Gana la banca, pero eso ha de acabar

La banca sigue jugándosela a la gente. En España, una oscura práctica bancaria fue conceder préstamos hipotecarios con las llamadas clausulas suelo. Topes a la reducción de intereses. Es decir, por mucho que bajara el Euribor (tipo diario de interés promedio europeo a aplicar) el interés resultante nunca podría ser inferior al establecido en la cláusula suelo. Si el Euribor indicaba un interés final de 1,8%, pero la cláusula suelo era 3%, el interés sería 3%.

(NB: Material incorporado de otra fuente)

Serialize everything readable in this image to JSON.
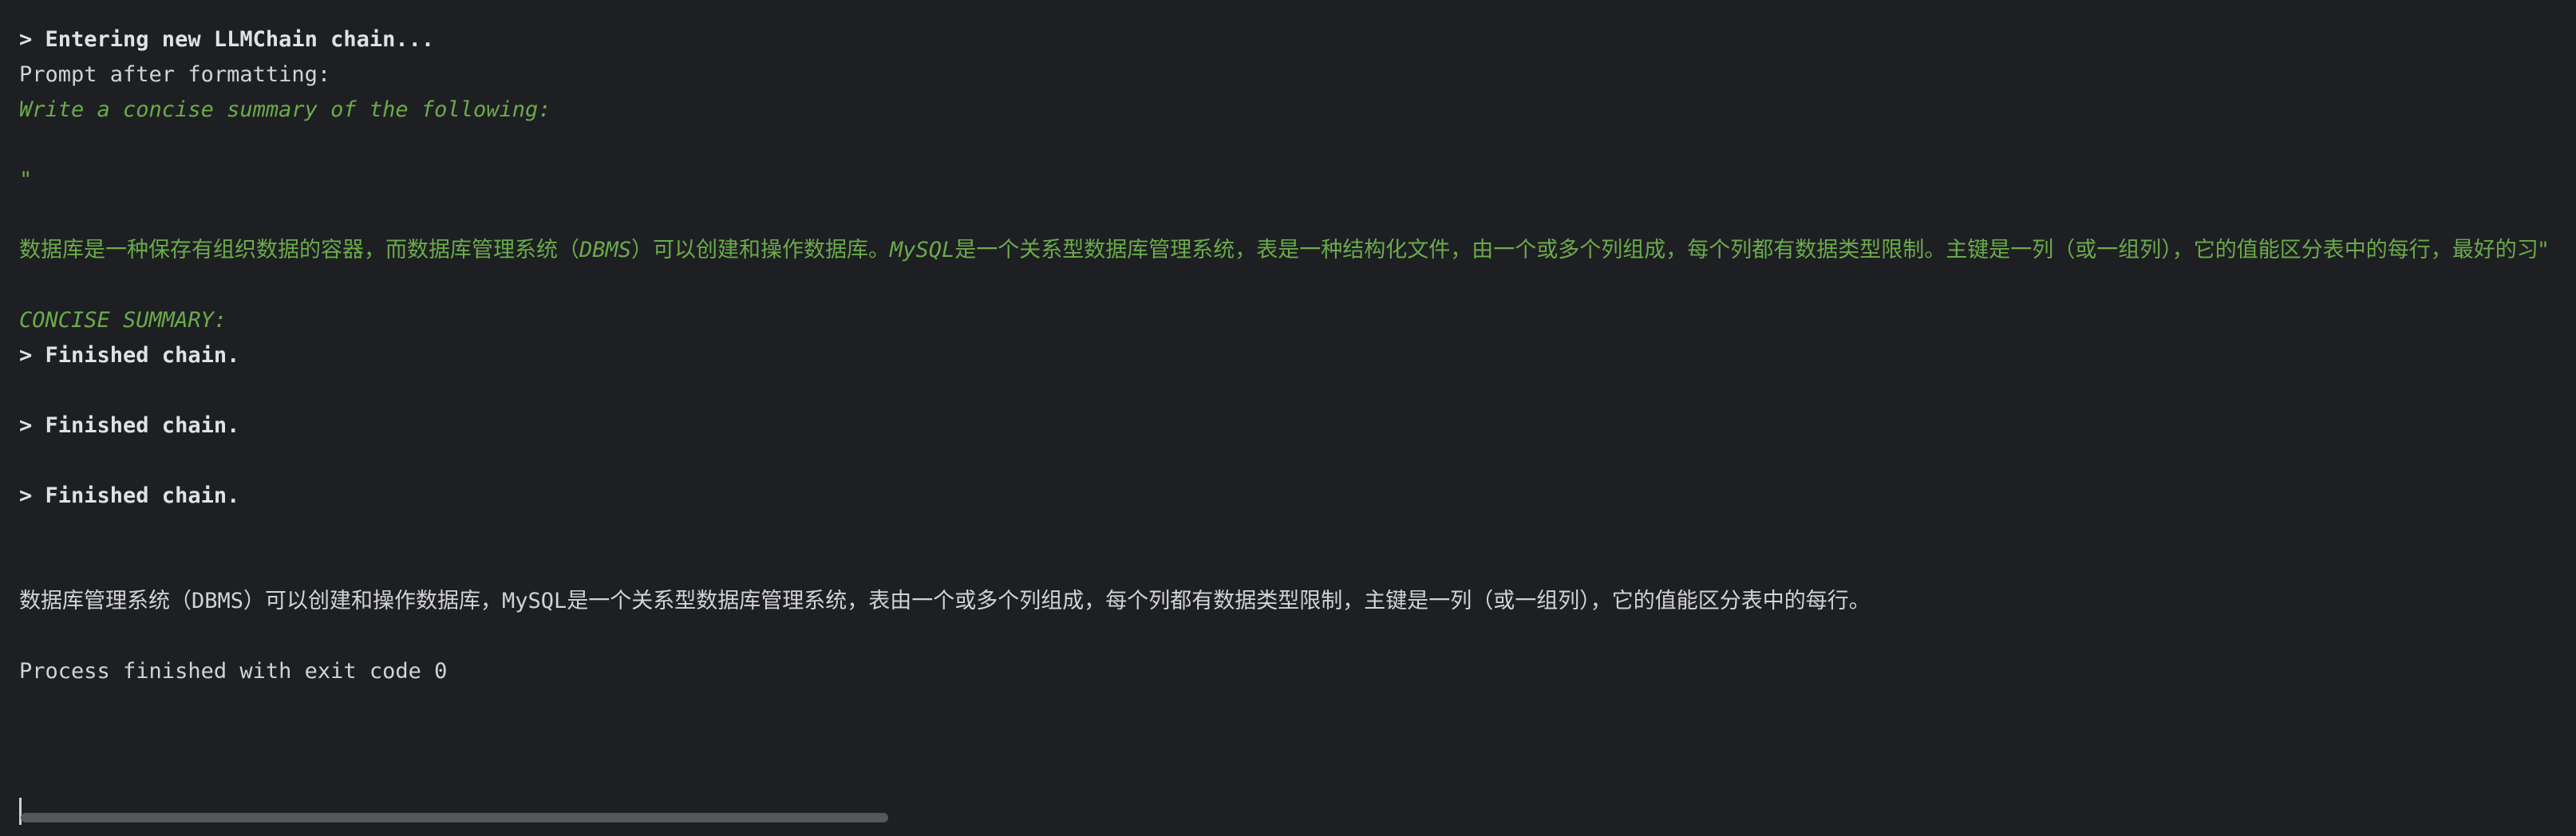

El Tribunal Supremo de España anuló en mayo de 2013 todas esas cláusulas por abusivas, pero no desde 2009, cuando la banca empezó a cobrarlas ilegítimamente. El Supremo reconocía ser justo que los usuarios recuperaran el dinero cobrado por los bancos por las clausulas suelo, pero no desde que empezaron. Para no perjudicar a la banca, se arguyó, con un imprevisto desembolso considerable. Según el Banco de España, la banca debe más de 4.600 millones de euros a quienes pagaron más por las clausulas suelo. Y ahora, el Tribunal Superior de Justicia de la Unión Europea (TSJUE) ha sentenciado que los bancos españoles deben devolver todo el dinero de cláusulas suelo por ser “incompatibles con el Derecho de la Unión Europea” y no solo los importes hasta mayo de 2013 como planteó el Supremo español. El TSJUE recalca que son nulas todas las cláusulas suelo de todas las entidades financieras sin excepción desde 2009. Y han de devolver todo el dinero cobrado de más por esas clausulas.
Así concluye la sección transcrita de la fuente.